On Humanity’s Last Exam, a broad knowledge benchmark, GLM-5.1 scores 31 percent, well behind Gemini 3.1 Pro at 45 and GPT-5.4 at 39.8. On GPQA-Diamond, which tests scientific reasoning, the model scores 86.2, again trailing Gemini 3.1 Pro at 94.3 and GPT-5.4 at 92.

Results are similarly mixed on agentic tasks. In Vending Bench 2, where a model must run a simulated vending-machine business, GLM-5.1 ends with a balance of $5,634. Claude Opus 4.6 reaches $8,018 - a substantial lead. In repository generation on NL2Repo, Claude Opus 4.6 also leads clearly with 49.8 versus 42.7 for GLM-5.1.

In the Artificial Analysis Intelligence Index, the model currently ranks just behind Anthropic’s Claude 4.6 Sonnet.

Zhipu AI itself acknowledges several open challenges. The model still needs to learn to recognize dead ends earlier, maintain coherence across thousands of tool calls, and assess itself more reliably on tasks without clear success metrics. The company describes GLM-5.1 as a “first step” in that direction.

The model is available under the MIT license on Hugging Face and ModelScope, and can also be accessed through the API platforms api.z.ai and BigModel.cn. It can be integrated into coding agents such as Claude Code and OpenClaw. For local deployment, Zhipu supports the inference frameworks vLLM and SGLang, with setup instructions provided in its GitHub repository. GLM-5.1 is also expected to become available through the Z.ai chat interface in the coming days.

Zhipu AI is expanding its model lineup quickly

Zhipu AI recently introduced GLM-5V-Turbo, a multimodal coding model that can generate code directly from images and video. Before that, in February, the company released GLM-5, a 744-billion-parameter open-weight model intended to compete with leading proprietary systems on coding tasks. GLM-5.1 appears to build on those earlier releases and adds long-horizon capabilities that Zhipu hopes will differentiate it from Chinese rivals.
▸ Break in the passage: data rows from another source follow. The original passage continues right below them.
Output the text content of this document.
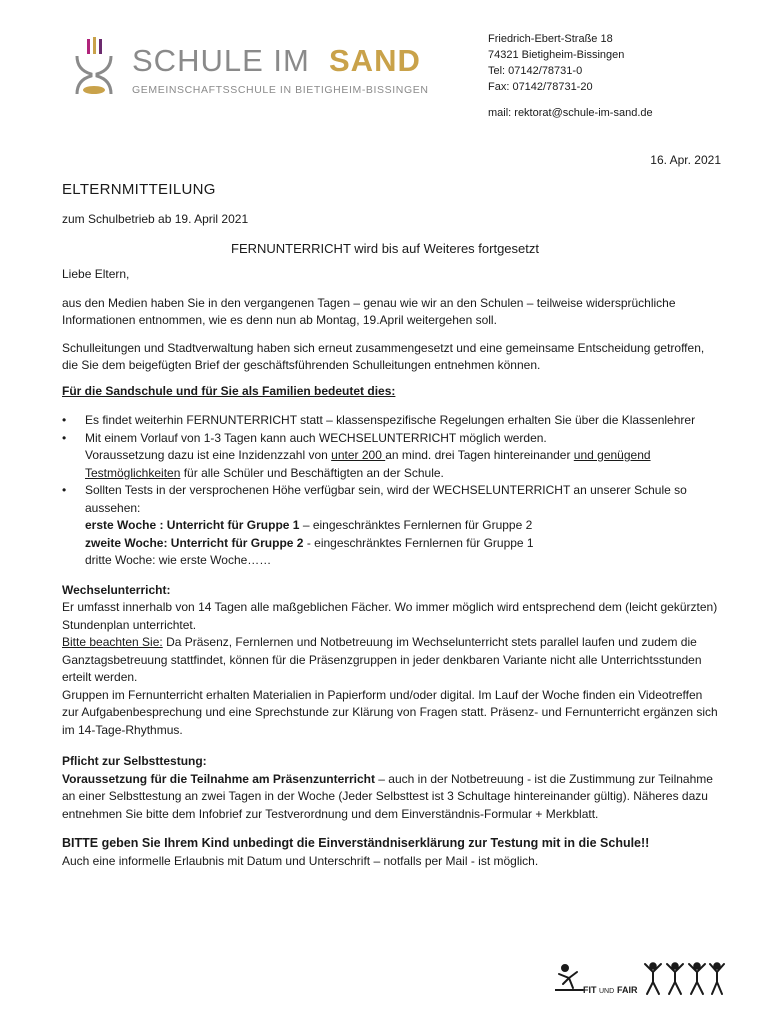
SCHULE IM SAND
GEMEINSCHAFTSSCHULE IN BIETIGHEIM-BISSINGEN
Friedrich-Ebert-Straße 18
74321 Bietigheim-Bissingen
Tel: 07142/78731-0
Fax: 07142/78731-20
mail: rektorat@schule-im-sand.de
16. Apr. 2021
ELTERNMITTEILUNG
zum Schulbetrieb ab 19. April 2021
FERNUNTERRICHT wird bis auf Weiteres fortgesetzt

Liebe Eltern,

aus den Medien haben Sie in den vergangenen Tagen – genau wie wir an den Schulen – teilweise widersprüchliche Informationen entnommen, wie es denn nun ab Montag, 19.April weitergehen soll.

Schulleitungen und Stadtverwaltung haben sich erneut zusammengesetzt und eine gemeinsame Entscheidung getroffen, die Sie dem beigefügten Brief der geschäftsführenden Schulleitungen entnehmen können.

Für die Sandschule und für Sie als Familien bedeutet dies:

• Es findet weiterhin FERNUNTERRICHT statt – klassenspezifische Regelungen erhalten Sie über die Klassenlehrer
• Mit einem Vorlauf von 1-3 Tagen kann auch WECHSELUNTERRICHT möglich werden.
Voraussetzung dazu ist eine Inzidenzzahl von unter 200 an mind. drei Tagen hintereinander und genügend Testmöglichkeiten für alle Schüler und Beschäftigten an der Schule.
• Sollten Tests in der versprochenen Höhe verfügbar sein, wird der WECHSELUNTERRICHT an unserer Schule so aussehen:
erste Woche : Unterricht für Gruppe 1 – eingeschränktes Fernlernen für Gruppe 2
zweite Woche: Unterricht für Gruppe 2 - eingeschränktes Fernlernen für Gruppe 1
dritte Woche: wie erste Woche……

Wechselunterricht:

Er umfasst innerhalb von 14 Tagen alle maßgeblichen Fächer. Wo immer möglich wird entsprechend dem (leicht gekürzten) Stundenplan unterrichtet.

Bitte beachten Sie: Da Präsenz, Fernlernen und Notbetreuung im Wechselunterricht stets parallel laufen und zudem die Ganztagsbetreuung stattfindet, können für die Präsenzgruppen in jeder denkbaren Variante nicht alle Unterrichtsstunden erteilt werden.

Gruppen im Fernunterricht erhalten Materialien in Papierform und/oder digital. Im Lauf der Woche finden ein Videotreffen zur Aufgabenbesprechung und eine Sprechstunde zur Klärung von Fragen statt. Präsenz- und Fernunterricht ergänzen sich im 14-Tage-Rhythmus.

Pflicht zur Selbsttestung:

Voraussetzung für die Teilnahme am Präsenzunterricht – auch in der Notbetreuung - ist die Zustimmung zur Teilnahme an einer Selbsttestung an zwei Tagen in der Woche (Jeder Selbsttest ist 3 Schultage hintereinander gültig). Näheres dazu entnehmen Sie bitte dem Infobrief zur Testverordnung und dem Einverständnis-Formular + Merkblatt.

BITTE geben Sie Ihrem Kind unbedingt die Einverständniserklärung zur Testung mit in die Schule!!

Auch eine informelle Erlaubnis mit Datum und Unterschrift – notfalls per Mail - ist möglich.

FIT UND FAIR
Competition among Chinese AI labs remains intense. Alongside Zhipu AI, companies such as Moonshot AI with Kimi K2.5 and Alibaba with Qwen3.5 are also pushing into the market for autonomous coding agents.

Zhipu AI is not alone in betting on persistent AI agents. In early 2026, Cursor reportedly had hundreds of GPT-5.2 agents work for a week on building a web browser. The resulting Rust codebase, which exceeded three million lines, was later described by the Software Improvement Group as barely maintainable and ranked among the bottom five percent of evaluated software systems.